The Garter Scrap Shawl can be knit in any yarn, at any gauge. My sample is shown in worsted weight, mostly Malabrigo Yarns Washted and Rios, in part because the surplus of loosely-related yarns and colorways left over from the Dog Days series is really what inspired this project. (It’s also the reason I wanted to share it with you—it ends up being a pretty nice-looking simple shawl.) But it would look brilliant in light sock yarns, too, and a finer-gauge project would make a better travel knit.
500+ yards of miscellaneous scrap yarns. (The sample shown took about 700 yards; the result is a nice big blanket shawl that weighs about 338g.)

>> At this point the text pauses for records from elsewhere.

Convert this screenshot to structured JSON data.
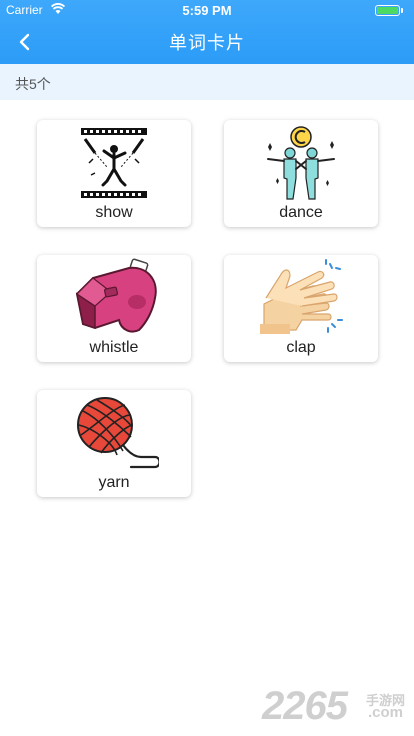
{
  "status_bar": {
    "carrier": "Carrier",
    "time": "5:59 PM"
  },
  "header": {
    "title": "单词卡片",
    "back_icon": "chevron-left-icon"
  },
  "count": "共5个",
  "cards": [
    {
      "word": "show",
      "icon": "show-stage-icon"
    },
    {
      "word": "dance",
      "icon": "dancers-icon"
    },
    {
      "word": "whistle",
      "icon": "whistle-icon"
    },
    {
      "word": "clap",
      "icon": "clapping-hands-icon"
    },
    {
      "word": "yarn",
      "icon": "yarn-ball-icon"
    }
  ],
  "watermark": {
    "number": "2265",
    "brand": "手游网",
    "domain": ".com"
  },
  "colors": {
    "header": "#2b9cf7",
    "count_bar": "#e9f4fe",
    "battery": "#4cd964"
  }
}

1 long circular needle in US7-8/4.5-5.0mm, or size needed for gauge, or size needed to suit yarn.
Tapestry needle for weaving in ends.
Gauge is the great unknowable. You can knit this at any gauge; please choose needles that give you a fabric you like with the yarn you’re using. (Garter will expand a lot, though, so that’s something to keep in mind.) Gauge in the sample shown is 16 sts and 36 rows in garter stitch before blocking.
Knit until shawl reaches desired measurements. Sample measurements are shown in the simple schematic below.
m1r—make 1 right.
(I really wasn’t joking; there are three stitches, if you count the increase as a stitch.)
RS/WS—right side, wrong side.
sl1–slip one. Sts are generally slipped purlwise unless otherwise specified.
Using the cable cast-on method, CO 4 sts.
Row 1 (RS). sl1, k remaining.
Row 2 (WS). sl1, p1, k remaining.,
Row 3. sl1, k to last 2 sts, m1r, k2 (1 st inc) 5 sts.
Repeat Rows 2 & 3 until shawl reaches desired size, finishing with a completed WS row. The bindoff edge is going to be long. Please make sure you have enough yarn left to work the basic bindoff: sl1, k1, psso, [k1, pass previous st over] until all sts have been consumed. Weave in ends and block lightly.
- If you’ve got enough yarn to equal about 2.5x the current length of the (non-compressed) current row, it should be enough to knit a complete row.
- When changing yarns, change them on the right side of work to avoid dotted-line garter stitch effects on the front. It is a shawl, so I mean, the reverse side is probably going to show, but if you like having a side without any dotted-line stripes, this is something to keep in mind.
- If you’re working with small scraps, and don’t like weaving in ends, consider using them in as part of a fringe instead. If you join all your new scraps on the RS, all the ends will be on the bottom right edge of the triangle.
- If you’re working with larger scraps or just dislike fringe, consider going completely crazy and weaving in a few ends as you go. This is sometimes regarded as playing with fire, but if you like how the shawl is coming along, it might be a good time saver, or insurance against spending an hour on the yarn ends when it’s finished.
There are lots of other ways to use your yarn scraps—you could use about 3.25 full skeins of Malabrigo Washted in coordinating colors, use this formula as the base for a temperature shawl, or knit it in a big skein of handspun.